BEIRUT, Lebanon: Lebanon’s Iran-back Hezbollah group said it launched on Saturday explosive-laden drones at a north Israel army base following the killing of a Hamas commander in south Lebanon a day earlier.
Hezbollah fighters launched “squadrons of explosive-laden drones” at the Michve Alon base near the Galilee town of Safed “in response to the attack and assassination carried out by the Israeli enemy in the city of Sidon” on Friday, the group said in a statement.
Hezbollah’s media office said it was “the first time” the group had targeted that base.
On Friday, an Israeli strike on a vehicle in the south Lebanon city of Sidon killed a Hamas commander, the Palestinian militant group and the Israeli military said.
Hamas said in a statement that Samer Al-Hajj was killed “in a Zionist strike in the city of Sidon.”
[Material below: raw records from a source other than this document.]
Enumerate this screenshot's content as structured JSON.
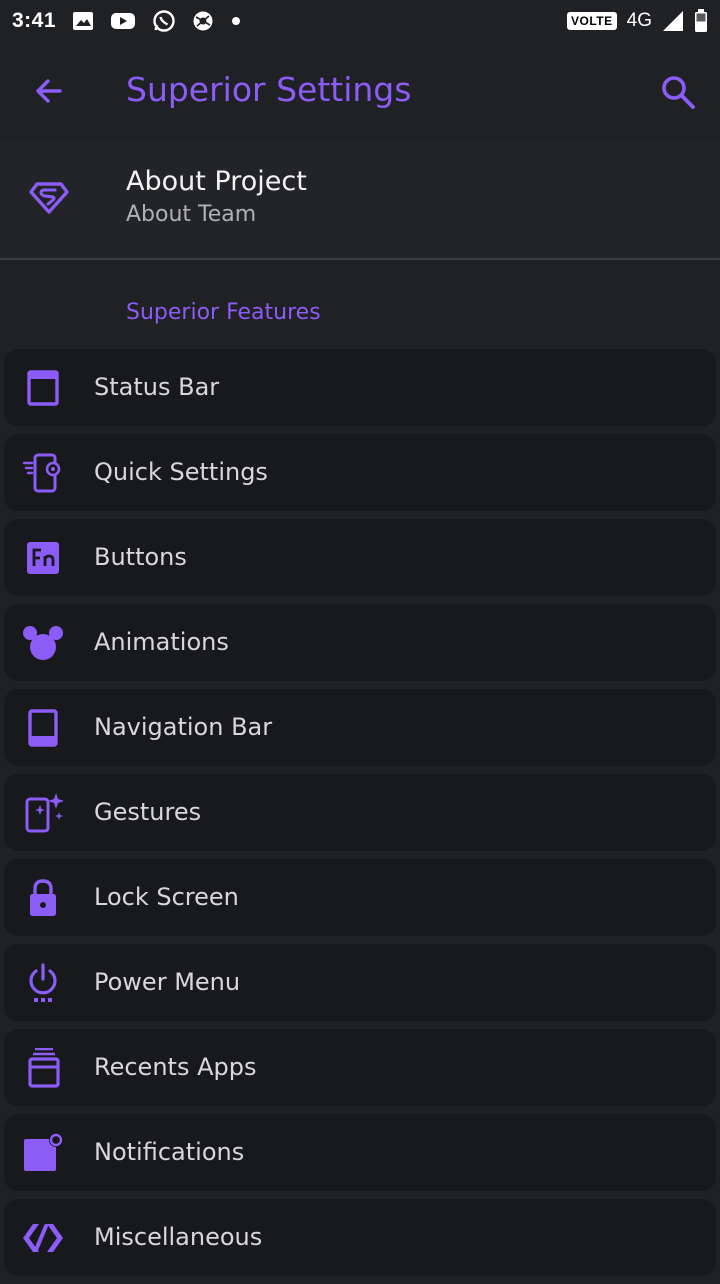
{
  "status_bar": {
    "time": "3:41",
    "volte": "VOLTE",
    "network": "4G",
    "icons": [
      "image-icon",
      "youtube-icon",
      "whatsapp-icon",
      "chrome-like-icon",
      "dot-icon",
      "signal-icon",
      "battery-icon"
    ]
  },
  "app_bar": {
    "title": "Superior Settings",
    "back_icon": "arrow-left-icon",
    "search_icon": "search-icon"
  },
  "about": {
    "title": "About Project",
    "subtitle": "About Team",
    "icon": "superman-logo-icon"
  },
  "section": {
    "header": "Superior Features"
  },
  "items": [
    {
      "label": "Status Bar",
      "icon": "status-bar-icon"
    },
    {
      "label": "Quick Settings",
      "icon": "quick-settings-icon"
    },
    {
      "label": "Buttons",
      "icon": "fn-key-icon"
    },
    {
      "label": "Animations",
      "icon": "mouse-ears-icon"
    },
    {
      "label": "Navigation Bar",
      "icon": "navigation-bar-icon"
    },
    {
      "label": "Gestures",
      "icon": "gestures-sparkle-icon"
    },
    {
      "label": "Lock Screen",
      "icon": "lock-icon"
    },
    {
      "label": "Power Menu",
      "icon": "power-icon"
    },
    {
      "label": "Recents Apps",
      "icon": "recents-icon"
    },
    {
      "label": "Notifications",
      "icon": "notification-dot-icon"
    },
    {
      "label": "Miscellaneous",
      "icon": "code-icon"
    }
  ],
  "colors": {
    "accent": "#8b5cf6",
    "background": "#202125",
    "card": "#18191c"
  }
}
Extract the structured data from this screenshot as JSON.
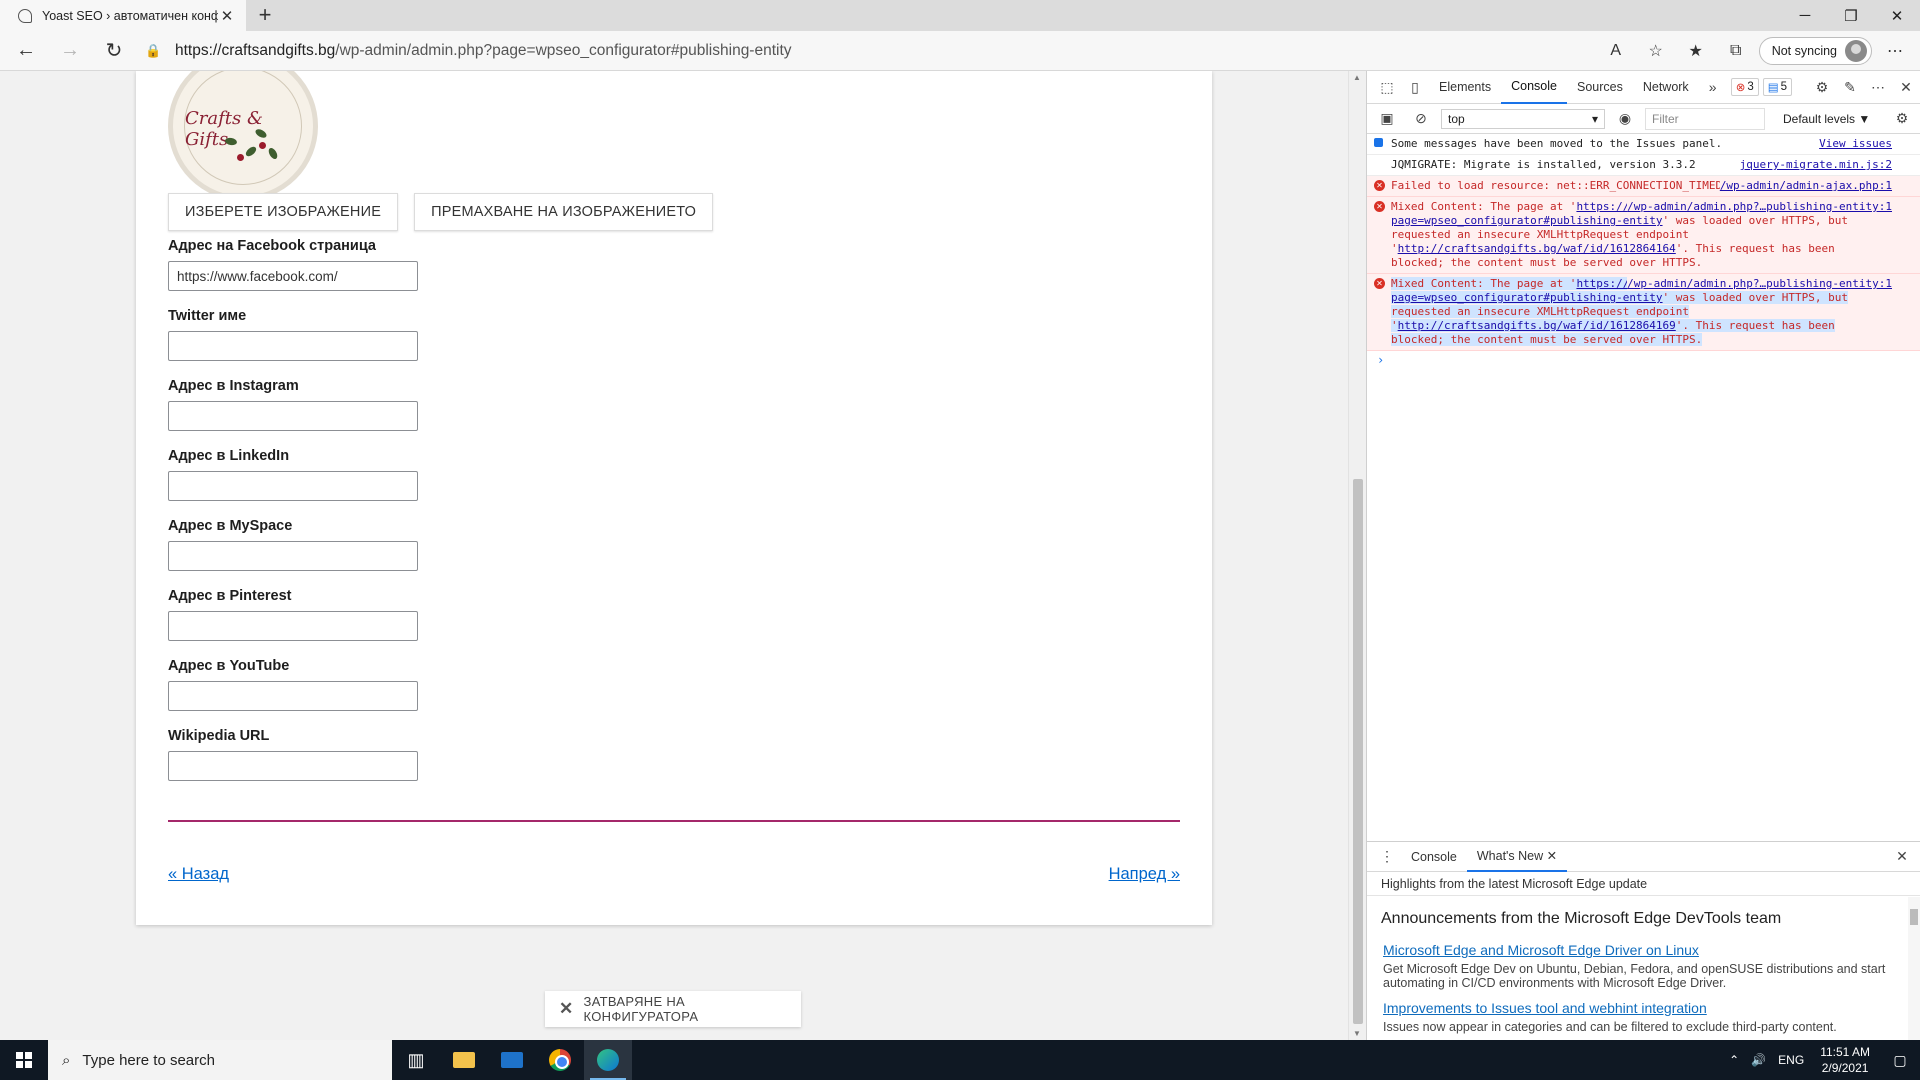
{
  "browser": {
    "tab_title": "Yoast SEO › автоматичен конфигуратор",
    "url_host": "https://craftsandgifts.bg",
    "url_path": "/wp-admin/admin.php?page=wpseo_configurator#publishing-entity",
    "sync_label": "Not syncing"
  },
  "page": {
    "logo_text": "Crafts & Gifts",
    "choose_image": "ИЗБЕРЕТЕ ИЗОБРАЖЕНИЕ",
    "remove_image": "ПРЕМАХВАНЕ НА ИЗОБРАЖЕНИЕТО",
    "fields": [
      {
        "label": "Адрес на Facebook страница",
        "value": "https://www.facebook.com/"
      },
      {
        "label": "Twitter име",
        "value": ""
      },
      {
        "label": "Адрес в Instagram",
        "value": ""
      },
      {
        "label": "Адрес в LinkedIn",
        "value": ""
      },
      {
        "label": "Адрес в MySpace",
        "value": ""
      },
      {
        "label": "Адрес в Pinterest",
        "value": ""
      },
      {
        "label": "Адрес в YouTube",
        "value": ""
      },
      {
        "label": "Wikipedia URL",
        "value": ""
      }
    ],
    "back_link": "« Назад",
    "next_link": "Напред »",
    "close_configurator": "ЗАТВАРЯНЕ НА КОНФИГУРАТОРА",
    "accent_color": "#a4286a"
  },
  "devtools": {
    "tabs": [
      "Elements",
      "Console",
      "Sources",
      "Network"
    ],
    "active_tab": "Console",
    "error_count": "3",
    "message_count": "5",
    "context": "top",
    "filter_placeholder": "Filter",
    "levels": "Default levels ▼",
    "messages": [
      {
        "type": "info",
        "text": "Some messages have been moved to the Issues panel.",
        "src": "View issues"
      },
      {
        "type": "log",
        "text": "JQMIGRATE: Migrate is installed, version 3.3.2",
        "src": "jquery-migrate.min.js:2"
      },
      {
        "type": "error",
        "text": "Failed to load resource: net::ERR_CONNECTION_TIMED_OUT",
        "src": "/wp-admin/admin-ajax.php:1"
      },
      {
        "type": "error",
        "pre": "Mixed Content: The page at '",
        "link1": "https://craftsandgifts.bg/wp-admin/admin.php?page=wpseo_configurator#publishing-entity",
        "mid": "' was loaded over HTTPS, but requested an insecure XMLHttpRequest endpoint '",
        "link2": "http://craftsandgifts.bg/waf/id/1612864164",
        "post": "'. This request has been blocked; the content must be served over HTTPS.",
        "src": "/wp-admin/admin.php?…publishing-entity:1"
      },
      {
        "type": "error",
        "pre": "Mixed Content: The page at '",
        "link1": "https://craftsandgifts.bg/wp-admin/admin.php?page=wpseo_configurator#publishing-entity",
        "mid": "' was loaded over HTTPS, but requested an insecure XMLHttpRequest endpoint '",
        "link2": "http://craftsandgifts.bg/waf/id/1612864169",
        "post": "'. This request has been blocked; the content must be served over HTTPS.",
        "src": "/wp-admin/admin.php?…publishing-entity:1"
      }
    ],
    "drawer_tabs": [
      "Console",
      "What's New"
    ],
    "drawer_subtitle": "Highlights from the latest Microsoft Edge update",
    "whats_new_heading": "Announcements from the Microsoft Edge DevTools team",
    "whats_new_items": [
      {
        "title": "Microsoft Edge and Microsoft Edge Driver on Linux",
        "desc": "Get Microsoft Edge Dev on Ubuntu, Debian, Fedora, and openSUSE distributions and start automating in CI/CD environments with Microsoft Edge Driver."
      },
      {
        "title": "Improvements to Issues tool and webhint integration",
        "desc": "Issues now appear in categories and can be filtered to exclude third-party content."
      }
    ]
  },
  "taskbar": {
    "search_placeholder": "Type here to search",
    "lang": "ENG",
    "time": "11:51 AM",
    "date": "2/9/2021"
  }
}
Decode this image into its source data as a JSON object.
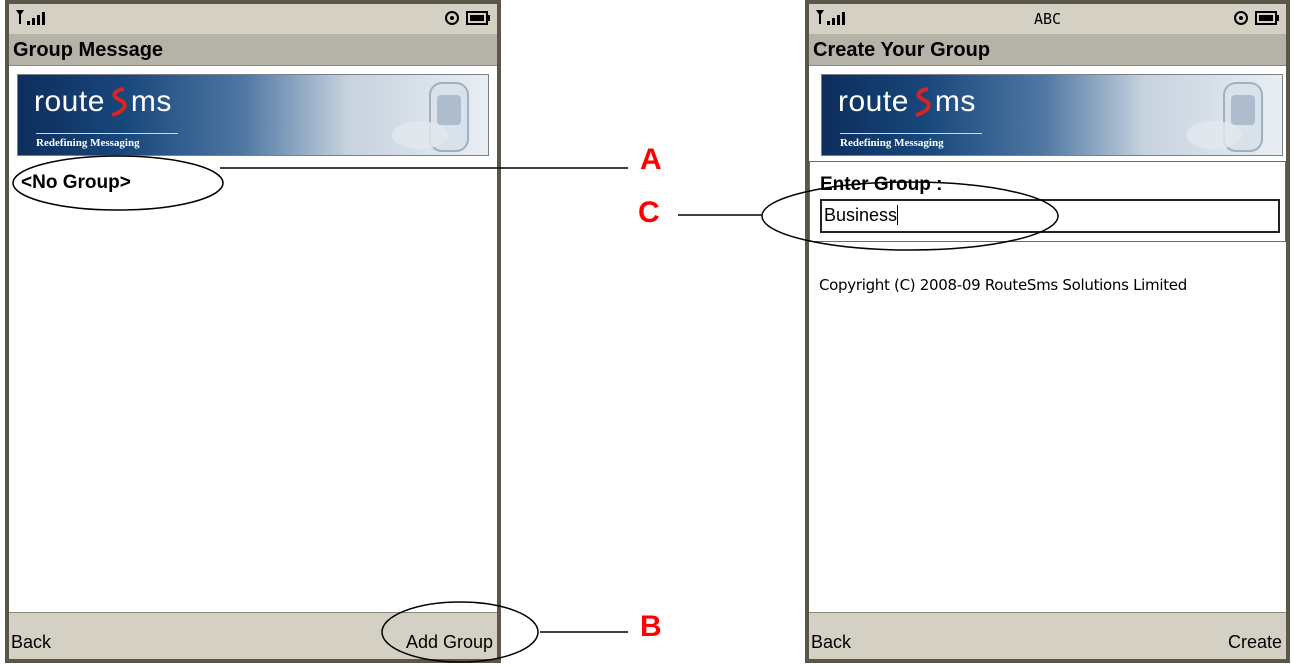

The Israeli military said that its aircraft struck the Sidon area and “eliminated” Hajj, whom it identified as “a senior commander” for Hamas in Lebanon.
It was the first strike of its kind in Sidon since Hamas launched its October 7 attack on Israel, triggering war in Gaza and prompting its Lebanese ally Hezbollah to begin trading near-daily cross-border fire with the Israeli army in a bid to tie down its troops.
Ten months of cross-border violence has killed some 562 people in Lebanon, most of them fighters but also including at least 116 civilians, according to the AFP tally.
On the Israeli side, including in the annexed Golan Heights, 22 soldiers and 26 civilians have been killed, according to army figures.